Even so, much less is known about the rocket start-up than about Elon Musk's company SpaceX. While Musk repeatedly sought the public to finance SpaceX, Bezos' company operated in the shadow of its competitor. There is much to suggest that this was intentional. "Gradatim ferociter" is the motto of the company with the turtle as its mascot. Loosely translated: "Slowly, but unstoppably."

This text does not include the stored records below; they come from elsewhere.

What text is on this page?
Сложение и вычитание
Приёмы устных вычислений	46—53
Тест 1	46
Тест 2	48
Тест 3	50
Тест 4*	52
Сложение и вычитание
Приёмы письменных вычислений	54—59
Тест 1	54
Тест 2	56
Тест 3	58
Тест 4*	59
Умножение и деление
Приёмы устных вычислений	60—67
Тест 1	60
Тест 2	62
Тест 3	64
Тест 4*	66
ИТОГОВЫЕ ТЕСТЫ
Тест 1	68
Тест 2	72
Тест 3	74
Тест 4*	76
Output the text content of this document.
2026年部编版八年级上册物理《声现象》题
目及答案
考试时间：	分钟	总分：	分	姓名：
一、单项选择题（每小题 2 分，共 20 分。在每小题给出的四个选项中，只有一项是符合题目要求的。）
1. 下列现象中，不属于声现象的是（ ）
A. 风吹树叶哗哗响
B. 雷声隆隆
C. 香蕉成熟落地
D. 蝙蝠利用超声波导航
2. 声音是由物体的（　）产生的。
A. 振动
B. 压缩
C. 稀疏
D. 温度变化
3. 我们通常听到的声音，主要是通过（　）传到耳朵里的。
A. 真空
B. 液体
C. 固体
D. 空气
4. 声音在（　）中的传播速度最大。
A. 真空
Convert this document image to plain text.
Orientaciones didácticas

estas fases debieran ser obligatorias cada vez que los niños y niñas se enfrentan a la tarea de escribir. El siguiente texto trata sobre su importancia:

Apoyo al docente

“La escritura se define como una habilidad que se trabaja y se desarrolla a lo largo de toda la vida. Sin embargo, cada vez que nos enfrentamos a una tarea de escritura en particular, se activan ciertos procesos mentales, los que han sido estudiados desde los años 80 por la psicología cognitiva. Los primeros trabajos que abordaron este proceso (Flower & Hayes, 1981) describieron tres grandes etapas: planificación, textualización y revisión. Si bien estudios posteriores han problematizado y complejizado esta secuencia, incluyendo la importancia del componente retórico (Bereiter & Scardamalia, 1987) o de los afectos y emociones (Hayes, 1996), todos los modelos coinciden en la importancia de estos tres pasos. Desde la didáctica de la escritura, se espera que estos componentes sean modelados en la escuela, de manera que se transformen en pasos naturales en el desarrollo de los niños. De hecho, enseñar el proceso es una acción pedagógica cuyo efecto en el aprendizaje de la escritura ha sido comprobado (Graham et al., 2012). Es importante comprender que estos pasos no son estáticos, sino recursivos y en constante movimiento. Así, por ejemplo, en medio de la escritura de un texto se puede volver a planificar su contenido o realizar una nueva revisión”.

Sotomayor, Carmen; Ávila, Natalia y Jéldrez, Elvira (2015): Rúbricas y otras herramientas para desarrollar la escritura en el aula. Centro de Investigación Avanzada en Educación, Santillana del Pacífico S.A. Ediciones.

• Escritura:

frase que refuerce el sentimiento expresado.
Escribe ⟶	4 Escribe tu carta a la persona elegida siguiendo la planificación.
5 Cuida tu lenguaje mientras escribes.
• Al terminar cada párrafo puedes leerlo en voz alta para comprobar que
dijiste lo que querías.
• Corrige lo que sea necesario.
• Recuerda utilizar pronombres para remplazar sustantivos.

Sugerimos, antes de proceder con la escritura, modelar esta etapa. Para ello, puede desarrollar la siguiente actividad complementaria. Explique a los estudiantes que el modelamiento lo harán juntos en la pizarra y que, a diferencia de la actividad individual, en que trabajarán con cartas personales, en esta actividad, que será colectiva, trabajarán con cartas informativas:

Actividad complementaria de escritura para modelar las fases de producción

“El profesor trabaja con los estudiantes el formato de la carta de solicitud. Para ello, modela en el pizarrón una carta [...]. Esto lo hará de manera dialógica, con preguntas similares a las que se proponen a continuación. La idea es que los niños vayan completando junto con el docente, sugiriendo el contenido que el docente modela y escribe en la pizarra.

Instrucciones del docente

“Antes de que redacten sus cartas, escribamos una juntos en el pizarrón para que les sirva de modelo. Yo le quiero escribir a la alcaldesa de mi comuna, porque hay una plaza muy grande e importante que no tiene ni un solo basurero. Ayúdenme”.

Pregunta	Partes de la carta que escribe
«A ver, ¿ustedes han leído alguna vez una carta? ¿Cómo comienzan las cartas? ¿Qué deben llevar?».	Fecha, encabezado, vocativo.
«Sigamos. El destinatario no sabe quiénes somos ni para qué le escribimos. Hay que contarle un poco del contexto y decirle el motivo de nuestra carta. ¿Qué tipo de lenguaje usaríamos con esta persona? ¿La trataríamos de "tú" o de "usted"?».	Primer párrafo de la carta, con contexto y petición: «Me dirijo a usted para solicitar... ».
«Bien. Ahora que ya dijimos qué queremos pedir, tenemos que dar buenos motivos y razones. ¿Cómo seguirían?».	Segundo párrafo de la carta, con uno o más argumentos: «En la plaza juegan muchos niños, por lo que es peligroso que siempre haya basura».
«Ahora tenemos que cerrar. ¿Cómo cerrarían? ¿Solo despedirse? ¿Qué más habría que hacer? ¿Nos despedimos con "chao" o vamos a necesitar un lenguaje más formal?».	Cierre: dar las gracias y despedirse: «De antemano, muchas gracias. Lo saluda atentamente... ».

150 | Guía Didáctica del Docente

This article is included in Spectrum - The Week, 32/2019
Inspired by science fiction
One can only speculate about Jeff Bezos' exact motives to this day. One thing is certain: He wants to go into space. It is known that the entrepreneur was inspired by science fiction writers such as Gerard K. O'Neill, whose books are about giant space stations with millions of residents. For O'Neill, the future of mankind lies outside in endless weightlessness and not Mars. Bezos thinks the earth should get its resources from the solar system and move industry into space. In a few centuries the earth will only be there for living.
Blue Origin - like SpaceX - came to the conclusion early on that larger space plans would fail because of the single-use rockets that have long been common in the space industry. The model for Bezos was not the much too expensive space shuttle, but the technology of the vertically landing Delta Clipper rocket DC-X, which had passed several successful tests in the 1990s. In 1996, NASA officially took over the vertical lander from the private company McDonnell Douglas. However, an accident soon heralded the end of the program.
Blue Origin followed up here after its establishment and hired many former DC-X engineers. In 2005 the company started its first own test platform. Charon worked like a quadrocopter drone with jet engines and reached an altitude of 96 meters during test flights, far away from the public. At the same time, Bezos had a simple rocket engine developed. The Blue Engine 1, BE-1 for short, was a simple device with a thrust of just ten kilonewtons. For comparison: a Eurofighter engine can achieve nine times this.
The BE-1 decomposed hydrogen peroxide with a catalyst into hot water vapor and oxygen. The technology was not suitable for flights into space, but it only required one fuel component and was therefore ideal for gaining experience. The plan worked: A rocket equipped with the BE-1, named after the American rocket pioneer Robert H. Goddard, flew a total of three times in 2006 and 2007. In January 2007, Blue Origin made one of its rare public statements about it.